LogisticRegression(C=1.0, class_weight=None, dual=False, fit_intercept=True,
          intercept_scaling=1, max_iter=100, multi_class='ovr', n_jobs=1,
          penalty='l2', random_state=None, solver='liblinear', tol=0.0001,
          verbose=0, warm_start=False)

## pickle
Pickle is the standard way of serializing objects in Python.
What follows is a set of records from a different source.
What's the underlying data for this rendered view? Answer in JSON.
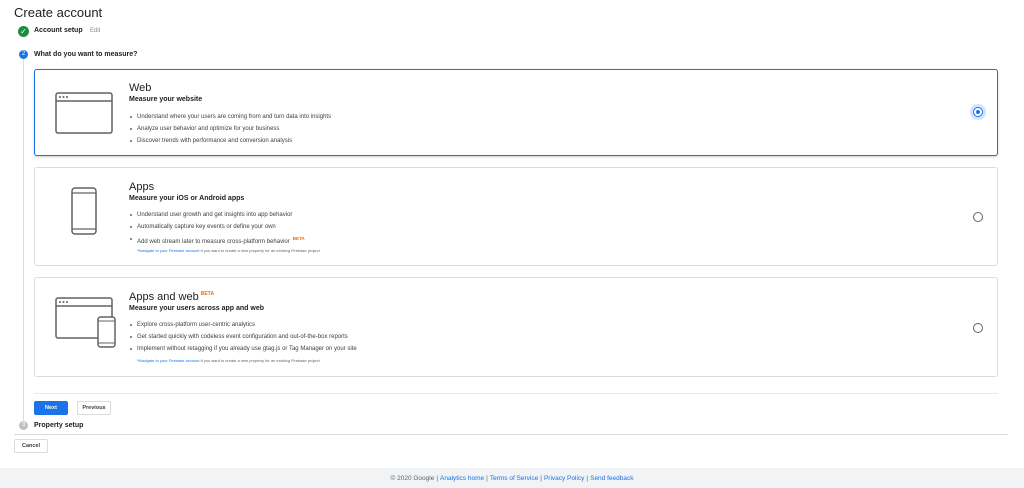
{
  "page": {
    "title": "Create account"
  },
  "steps": [
    {
      "number": "",
      "label": "Account setup",
      "action": "Edit"
    },
    {
      "number": "2",
      "label": "What do you want to measure?"
    },
    {
      "number": "3",
      "label": "Property setup"
    }
  ],
  "options": [
    {
      "title": "Web",
      "subtitle": "Measure your website",
      "bullets": [
        "Understand where your users are coming from and turn data into insights",
        "Analyze user behavior and optimize for your business",
        "Discover trends with performance and conversion analysis"
      ],
      "selected": true,
      "icon": "browser-window-icon"
    },
    {
      "title": "Apps",
      "subtitle": "Measure your iOS or Android apps",
      "bullets": [
        "Understand user growth and get insights into app behavior",
        "Automatically capture key events or define your own",
        "Add web stream later to measure cross-platform behavior"
      ],
      "badge": "BETA",
      "note_link": "*Navigate to your Firebase account",
      "note_text": " if you want to create a new property for an existing Firebase project",
      "selected": false,
      "icon": "smartphone-icon"
    },
    {
      "title": "Apps and web",
      "title_badge": "BETA",
      "subtitle": "Measure your users across app and web",
      "bullets": [
        "Explore cross-platform user-centric analytics",
        "Get started quickly with codeless event configuration and out-of-the-box reports",
        "Implement without retagging if you already use gtag.js or Tag Manager on your site"
      ],
      "note_link": "*Navigate to your Firebase account",
      "note_text": " if you want to create a new property for an existing Firebase project",
      "selected": false,
      "icon": "browser-and-phone-icon"
    }
  ],
  "buttons": {
    "next": "Next",
    "previous": "Previous",
    "cancel": "Cancel"
  },
  "footer": {
    "copyright": "© 2020 Google",
    "separator": "|",
    "links": [
      "Analytics home",
      "Terms of Service",
      "Privacy Policy",
      "Send feedback"
    ]
  },
  "colors": {
    "primary": "#1a73e8",
    "success": "#1e8e3e",
    "beta": "#e8710a",
    "border": "#dadce0"
  }
}
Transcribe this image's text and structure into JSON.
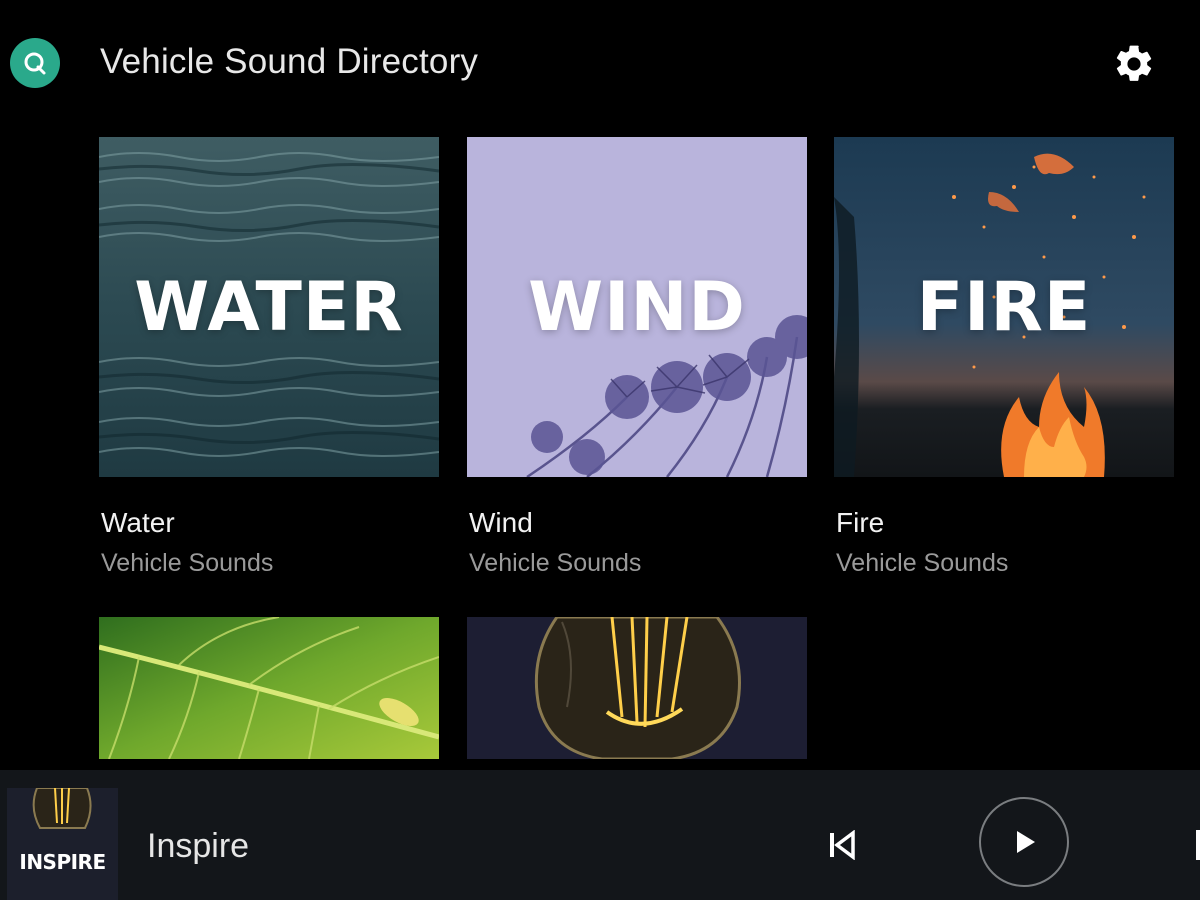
{
  "header": {
    "title": "Vehicle Sound Directory",
    "logo_icon": "search-logo-icon",
    "settings_icon": "gear-icon"
  },
  "colors": {
    "background": "#000000",
    "accent": "#2aa98b",
    "player_bar": "#13161a",
    "subtitle": "#9a9a9a"
  },
  "grid": {
    "tiles": [
      {
        "art_word": "WATER",
        "title": "Water",
        "subtitle": "Vehicle Sounds"
      },
      {
        "art_word": "WIND",
        "title": "Wind",
        "subtitle": "Vehicle Sounds"
      },
      {
        "art_word": "FIRE",
        "title": "Fire",
        "subtitle": "Vehicle Sounds"
      },
      {
        "art_word": "",
        "title": "",
        "subtitle": ""
      },
      {
        "art_word": "",
        "title": "",
        "subtitle": ""
      }
    ]
  },
  "player": {
    "art_word": "INSPIRE",
    "track_title": "Inspire",
    "prev_icon": "skip-previous-icon",
    "play_icon": "play-icon",
    "next_icon": "skip-next-icon"
  }
}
This example trains a logistic regression model, saves the model to file and then loads it to make predictions on unseen data.

In [5]:
# Save the model to disk
filename = 'model_pickle.dat'
pickle.dump(model, open(filename, 'wb'))

# Some time later...

# Load the model from disk
loaded_model = pickle.load(open(filename, 'rb'))
result = loaded_model.score(X_test, y_test)
print(result)

0.7792207792207793


## joblib
Joblib is part of the SciPy ecosystem and provides utilities for efficiently saving and loading Python objects that use NumPy data structures. This example trains a logistic regression model, saves the model to file and then loads it to make predictions on unseen data.

In [6]:
# Save the model to disk
filename = 'model_joblib.dat'
joblib.dump(model, filename)

# Some time later...

# Load the model from disk
loaded_model = joblib.load(filename)
result = loaded_model.score(X_test, y_test)
print(result)

0.7792207792207793


## Tips for saving and loading models
* Make a note of the Python version used to save the model. The same Python version may be required when later loading the model.
* Make a note of the version of imported libraries used to build the model.
* Consider manually outputting the parameters of the model.